Agricultural Research Service

Title: Cropping Sequence in a Long-Term Dryland Rotation Study

Authors
item Henry, William
item Vigil, Merle
item Nielsen, David
item Benjamin, Joseph
item Anderson, Randal
item Bowman, Rudolph

Submitted to: Meeting Abstract
Publication Type: Abstract Only
Publication Acceptance Date: January 2, 2004
Publication Date: January 2, 2004
Citation: Henry, W.B., Vigil, M.F., Nielsen, D.C., Benjamin, J.G., Anderson, R.L., Bowman, R.A. 2004. Cropping sequence in a long-term dryland rotation study. Meeting Abstract. Presented at the WSSA 2004 Annual Meeting, February 2004. Kansas City, MO.

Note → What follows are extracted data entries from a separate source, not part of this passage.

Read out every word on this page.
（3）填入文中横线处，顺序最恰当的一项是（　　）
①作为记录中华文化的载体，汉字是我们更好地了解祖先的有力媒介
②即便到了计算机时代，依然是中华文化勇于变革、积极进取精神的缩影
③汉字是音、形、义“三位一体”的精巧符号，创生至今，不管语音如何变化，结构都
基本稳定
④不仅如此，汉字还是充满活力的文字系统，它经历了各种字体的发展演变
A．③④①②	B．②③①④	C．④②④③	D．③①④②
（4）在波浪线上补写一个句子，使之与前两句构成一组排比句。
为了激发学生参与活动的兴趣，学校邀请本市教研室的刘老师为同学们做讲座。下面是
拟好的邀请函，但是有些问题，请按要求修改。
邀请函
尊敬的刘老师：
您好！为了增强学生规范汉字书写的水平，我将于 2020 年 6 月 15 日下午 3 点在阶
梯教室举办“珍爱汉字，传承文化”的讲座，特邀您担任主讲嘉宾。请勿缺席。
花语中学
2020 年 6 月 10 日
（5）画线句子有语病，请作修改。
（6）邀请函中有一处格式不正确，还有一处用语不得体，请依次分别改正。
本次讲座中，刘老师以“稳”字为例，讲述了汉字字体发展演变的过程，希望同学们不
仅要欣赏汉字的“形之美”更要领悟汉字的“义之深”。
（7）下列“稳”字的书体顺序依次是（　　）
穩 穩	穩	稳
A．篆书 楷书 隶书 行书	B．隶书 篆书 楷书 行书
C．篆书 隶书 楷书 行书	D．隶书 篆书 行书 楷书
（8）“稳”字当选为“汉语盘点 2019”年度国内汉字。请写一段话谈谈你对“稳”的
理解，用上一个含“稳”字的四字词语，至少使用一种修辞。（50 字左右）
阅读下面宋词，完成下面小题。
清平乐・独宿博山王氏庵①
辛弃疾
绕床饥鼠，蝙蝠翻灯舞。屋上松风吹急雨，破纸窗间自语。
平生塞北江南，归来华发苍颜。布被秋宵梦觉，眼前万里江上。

Technical Abstract: A long-term cropping rotation study was established at the Central Great Plains Research Station in Akron, CO in 1991. The goal of this study is to determine which sequences are both environmentally sustainable and economically viable in this dry region receiving approximately 16 inches of precipitation per year. Various combinations of crop sequences as well as cropping intensities have been maintained for the past 12 years. Wheat/fallow is the traditional crop rotation; however, in order to better utilize available precipitation and to maximize land usage, more intensive rotations incorporating alternative crop rotations have been examined. This paper will examine the effect of growing pea prior to wheat in a rotation and the subsequent effect on wheat yield. It will also examine the effect of fallow on wheat yield as cropping intensity increases from 50% (1 out of 2 years) to 66% (2 out of 3 years) to 75% (3 out of 4 years).